The original answer:
Indeed, there are quite a few moving parts here. I tried to make it a little bit more manageable by building a simple Docker image which roughly matches described configuration (I've omitted Hadoop libraries for brevity though). You can find complete source on GitHub
(DOI 10.5281/zenodo.47882) and build it from scratch:
git clone https://github.com/zero323/docker-mongo-spark.git
cd docker-mongo-spark
docker build -t zero323/mongo-spark .
or download an image I've pushed to Docker Hub so you can simply docker pull zero323/mongo-spark
):
Start images:
docker run -d --name mongo mongo:2.6
docker run -i -t --link mongo:mongo zero323/mongo-spark /bin/bash
Start PySpark shell passing --jars
and --driver-class-path
:
pyspark --jars ${JARS} --driver-class-path ${SPARK_DRIVER_EXTRA_CLASSPATH}
And finally see how it works:
import pymongo
import pymongo_spark
mongo_url = 'mongodb://mongo:27017/'
client = pymongo.MongoClient(mongo_url)
client.foo.bar.insert_many([
{"x": 1.0, "y": -1.0}, {"x": 0.0, "y": 4.0}])
client.close()
pymongo_spark.activate()
rdd = (sc.mongoRDD('{0}foo.bar'.format(mongo_url))

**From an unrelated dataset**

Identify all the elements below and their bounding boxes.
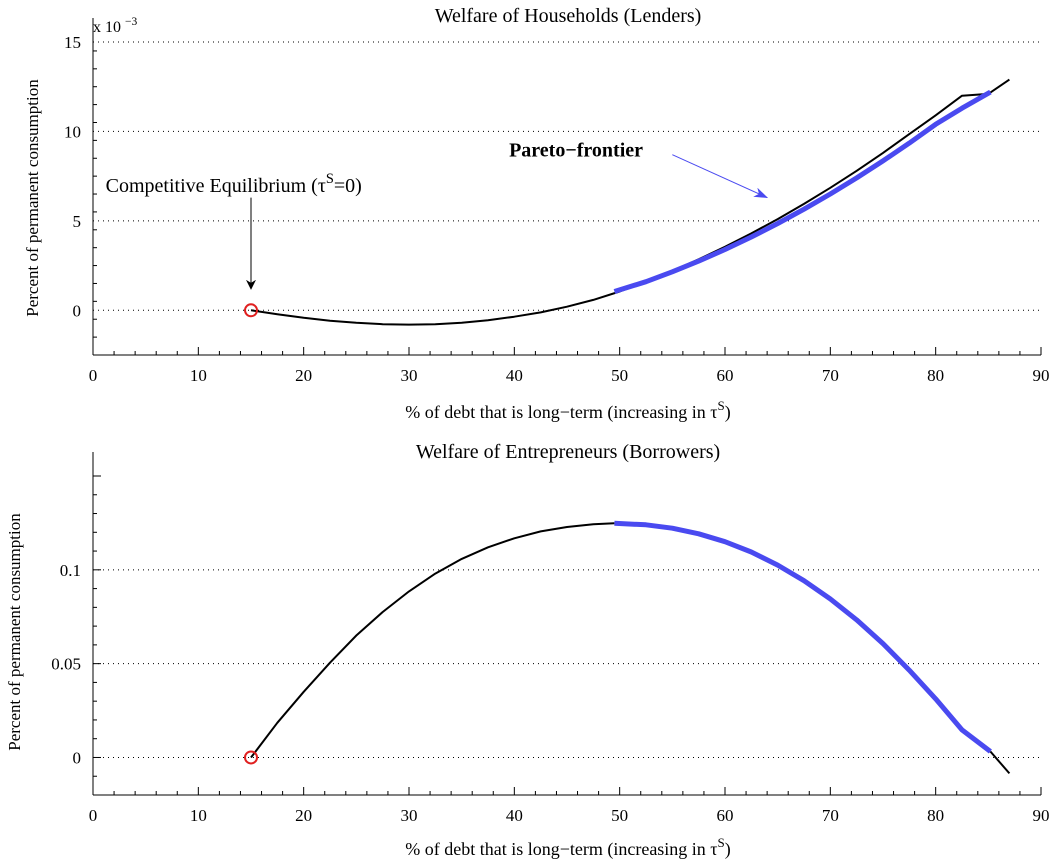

.map(lambda doc: (doc.get('x'), doc.get('y'))))
rdd.collect()
## [(1.0, -1.0), (0.0, 4.0)]
Please note that mongo-hadoop seems to close the connection after the first action. So calling for example rdd.count()

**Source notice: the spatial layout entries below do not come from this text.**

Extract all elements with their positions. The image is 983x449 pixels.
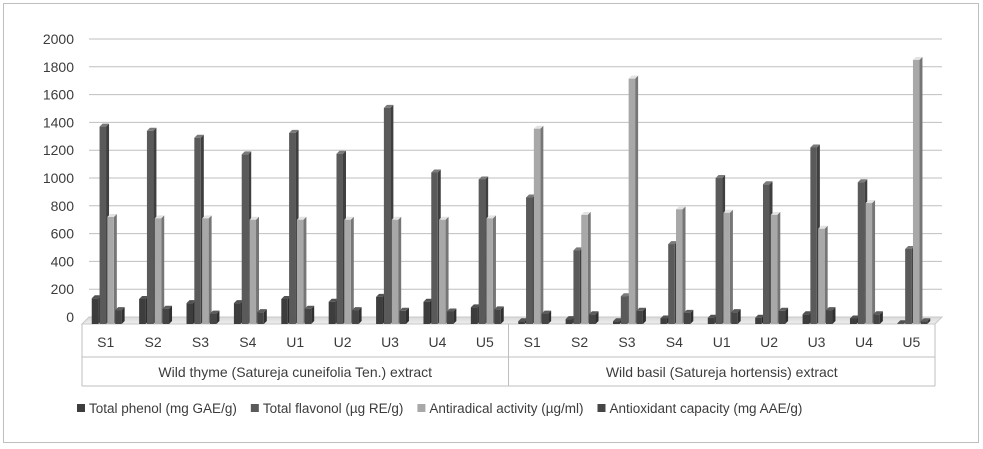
bar — [344, 216, 354, 324]
x-tick-label: U5 — [476, 334, 494, 350]
y-tick-label: 1000 — [43, 170, 74, 186]
bar — [912, 56, 923, 325]
legend-label: Antioxidant capacity (mg AAE/g) — [610, 401, 803, 416]
bar — [628, 75, 639, 324]
bars — [91, 56, 931, 325]
bar — [399, 307, 409, 324]
y-tick-label: 2000 — [43, 31, 74, 47]
y-axis-ticks: 0 200 400 600 800 1000 1200 1400 1600 1800 2000 — [43, 31, 74, 325]
x-tick-label: S2 — [145, 334, 162, 350]
x-tick-label: S4 — [666, 334, 683, 350]
legend-swatch — [417, 404, 426, 412]
bar — [825, 307, 836, 324]
x-tick-label: U5 — [902, 334, 920, 350]
bar — [920, 318, 931, 324]
bar — [778, 307, 789, 324]
legend: Total phenol (mg GAE/g) Total flavonol (µ… — [77, 401, 802, 416]
legend-item: Antiradical activity (µg/ml) — [417, 401, 584, 416]
x-tick-label: U4 — [428, 334, 446, 350]
bar — [873, 311, 883, 324]
x-tick-label: S2 — [571, 334, 588, 350]
x-tick-label: U4 — [855, 334, 873, 350]
bar — [533, 125, 544, 324]
bar — [154, 215, 165, 324]
bar — [589, 311, 599, 324]
bar — [541, 310, 552, 324]
bar — [107, 213, 117, 324]
legend-label: Antiradical activity (µg/ml) — [429, 401, 583, 416]
x-tick-label: S1 — [524, 334, 541, 350]
group-label: Wild thyme (Satureja cuneifolia Ten.) ex… — [158, 364, 432, 380]
bar — [486, 215, 496, 324]
legend-swatch — [597, 404, 606, 412]
y-tick-label: 800 — [51, 198, 75, 214]
bar — [257, 309, 267, 324]
bar — [439, 216, 449, 324]
bar — [865, 200, 876, 324]
bar — [352, 307, 362, 324]
bar — [209, 310, 220, 324]
legend-swatch — [250, 404, 259, 412]
x-tick-label: S1 — [97, 334, 114, 350]
bar — [770, 211, 781, 324]
bar-chart: 0 200 400 600 800 1000 1200 1400 1600 1800 2000 S1… — [43, 31, 944, 416]
x-tick-label: U3 — [381, 334, 399, 350]
bar — [446, 308, 457, 324]
x-tick-label: U2 — [760, 334, 778, 350]
bar — [115, 307, 125, 324]
legend-label: Total phenol (mg GAE/g) — [89, 401, 237, 416]
legend-swatch — [77, 404, 85, 412]
y-tick-label: 1600 — [43, 87, 74, 103]
bar — [581, 211, 591, 324]
legend-item: Antioxidant capacity (mg AAE/g) — [597, 401, 803, 416]
y-tick-label: 1400 — [43, 114, 74, 130]
bar — [202, 215, 212, 324]
y-tick-label: 1800 — [43, 59, 74, 75]
x-axis: S1 S2 S3 S4 U1 U2 U3 U4 U5 S1 S2 S3 S4 U1 U2 U3 U4 U5 Wild… — [81, 324, 936, 387]
x-tick-label: S4 — [239, 334, 256, 350]
bar — [304, 305, 315, 324]
y-tick-label: 600 — [51, 226, 75, 242]
bar — [723, 209, 733, 324]
bar — [676, 206, 686, 324]
y-tick-label: 0 — [66, 309, 74, 325]
chart-frame: 0 200 400 600 800 1000 1200 1400 1600 1800 2000 S1… — [3, 3, 979, 443]
bar — [249, 216, 260, 324]
x-tick-label: S3 — [618, 334, 635, 350]
y-tick-label: 200 — [51, 281, 75, 297]
bar — [818, 225, 828, 324]
legend-item: Total phenol (mg GAE/g) — [77, 401, 237, 416]
bar — [683, 309, 694, 324]
legend-item: Total flavonol (µg RE/g) — [250, 401, 404, 416]
bar — [296, 216, 307, 324]
x-tick-label: S3 — [192, 334, 209, 350]
x-tick-label: U3 — [808, 334, 826, 350]
x-tick-label: U2 — [334, 334, 352, 350]
y-tick-label: 1200 — [43, 142, 74, 158]
x-tick-label: U1 — [713, 334, 731, 350]
y-tick-label: 400 — [51, 253, 75, 269]
bar — [162, 305, 173, 324]
gridlines — [89, 38, 942, 318]
bar — [391, 216, 402, 324]
bar — [731, 309, 741, 324]
x-tick-label: U1 — [286, 334, 304, 350]
bar — [494, 306, 504, 324]
group-label: Wild basil (Satureja hortensis) extract — [606, 364, 838, 380]
bar — [636, 307, 646, 324]
legend-label: Total flavonol (µg RE/g) — [263, 401, 404, 416]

after the collect will throw an exception.
Based on different problems I've encountered creating this image I tend to believe that passing mongo-hadoop-1.5.0-SNAPSHOT.jar
and mongo-hadoop-spark-1.5.0-SNAPSHOT.jar
to both --jars
and --driver-class-path
is the only hard requirement.
Notes:
- This image is loosely based on jaceklaskowski/docker-spark so please be sure to send some good karma to @jacek-laskowski if it helps.
- If don't require a development version including new API then using
--packages
is most likely a better option.
Can you try using --package
option instead of --jars ...
in your spark-submit command:
spark-submit --packages org.mongodb.mongo-hadoop:mongo-hadoop-core:1.3.1,org.mongodb:mongo-java-driver:3.1.0 [REST OF YOUR OPTIONS]
Some of these jar files are not Uber jars and need more dependencies to be downloaded before that can get to work.